This past week was my anniversary. I’ve been married to the rancher’s son now for fourteen years, and finally, finally, this year I was deemed “big girl” enough to handle working the shoots alone for branding. Okay, they were short men, and desperate—they had no other choice but to recruit me. So, of course, my father-in-law gives me one last pep talk before I jumped the fence to join the myriad of calves in the holding pen, bawling for their mammas.
“Keep yourself pressed to their hip,” he tells me. “If you don’t, it’ll hurt when they kick.”
I don’t know about you, but that was warning enough for me. I kept myself right against their backside, no matter how much they peed and pooped. Yes, pumpkins, I had some smelly stains from the waist down by the time we finished, but not one of those calves was able to kick me very hard.

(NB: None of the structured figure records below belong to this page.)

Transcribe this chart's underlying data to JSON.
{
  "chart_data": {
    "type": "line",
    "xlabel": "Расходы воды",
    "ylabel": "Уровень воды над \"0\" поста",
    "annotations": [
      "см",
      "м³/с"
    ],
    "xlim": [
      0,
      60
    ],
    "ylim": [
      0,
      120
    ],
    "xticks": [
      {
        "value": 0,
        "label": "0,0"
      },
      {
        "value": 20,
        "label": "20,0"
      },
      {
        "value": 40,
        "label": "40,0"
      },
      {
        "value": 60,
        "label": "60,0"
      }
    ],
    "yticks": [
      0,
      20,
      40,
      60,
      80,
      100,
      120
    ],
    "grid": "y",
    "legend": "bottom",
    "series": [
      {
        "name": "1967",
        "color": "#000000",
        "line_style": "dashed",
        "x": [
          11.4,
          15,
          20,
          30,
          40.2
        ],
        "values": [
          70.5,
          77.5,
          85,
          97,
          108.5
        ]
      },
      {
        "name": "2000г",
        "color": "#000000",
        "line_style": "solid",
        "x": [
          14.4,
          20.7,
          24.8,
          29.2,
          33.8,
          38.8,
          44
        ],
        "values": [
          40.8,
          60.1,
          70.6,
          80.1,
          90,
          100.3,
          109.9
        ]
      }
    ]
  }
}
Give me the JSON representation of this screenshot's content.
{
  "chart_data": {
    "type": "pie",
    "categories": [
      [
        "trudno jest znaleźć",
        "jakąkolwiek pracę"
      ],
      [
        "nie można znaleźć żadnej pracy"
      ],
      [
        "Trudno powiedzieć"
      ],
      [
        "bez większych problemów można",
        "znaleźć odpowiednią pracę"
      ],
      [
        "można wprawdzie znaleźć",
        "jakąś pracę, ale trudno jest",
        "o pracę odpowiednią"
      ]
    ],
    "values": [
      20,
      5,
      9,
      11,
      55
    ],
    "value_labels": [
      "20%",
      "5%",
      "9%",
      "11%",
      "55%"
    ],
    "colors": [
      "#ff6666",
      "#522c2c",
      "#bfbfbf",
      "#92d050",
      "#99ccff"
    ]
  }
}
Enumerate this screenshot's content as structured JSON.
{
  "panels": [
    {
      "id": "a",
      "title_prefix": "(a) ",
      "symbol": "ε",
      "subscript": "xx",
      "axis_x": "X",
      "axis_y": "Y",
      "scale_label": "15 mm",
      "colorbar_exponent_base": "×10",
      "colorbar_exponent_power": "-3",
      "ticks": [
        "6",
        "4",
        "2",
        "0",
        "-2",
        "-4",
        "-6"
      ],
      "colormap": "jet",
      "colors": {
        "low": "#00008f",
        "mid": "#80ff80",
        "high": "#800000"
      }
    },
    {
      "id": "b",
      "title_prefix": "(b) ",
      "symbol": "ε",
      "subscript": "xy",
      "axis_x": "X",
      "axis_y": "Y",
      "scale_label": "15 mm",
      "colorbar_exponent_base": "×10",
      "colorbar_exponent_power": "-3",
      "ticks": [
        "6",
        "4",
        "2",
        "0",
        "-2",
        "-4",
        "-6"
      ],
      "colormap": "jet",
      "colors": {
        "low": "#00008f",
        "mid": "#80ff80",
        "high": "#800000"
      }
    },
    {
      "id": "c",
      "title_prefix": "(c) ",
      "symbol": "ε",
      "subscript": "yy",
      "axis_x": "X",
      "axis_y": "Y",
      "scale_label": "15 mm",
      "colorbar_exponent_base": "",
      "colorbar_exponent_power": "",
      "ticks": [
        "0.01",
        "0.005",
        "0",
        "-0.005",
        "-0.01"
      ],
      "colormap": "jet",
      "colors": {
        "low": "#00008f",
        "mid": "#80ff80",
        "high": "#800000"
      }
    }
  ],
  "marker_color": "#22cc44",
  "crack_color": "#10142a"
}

This moment got me to thinking, as most moments in my life do, the importance of obedience. We are surrounded by dos and don’ts, both in civil laws and spiritual ones. Sometimes the consequence, like working with the calves, is easy to see if you don’t obey. Same thing if you get caught speeding—expect a ticket. It’s when the consequence isn’t immediately understood that we usually struggle to follow, or question why it’s a rule at all. And there’s your mistake. It doesn’t matter what the consequence will be or even when it will happen. If you choose not to obey, in some form or another, you will have to pay for that choice.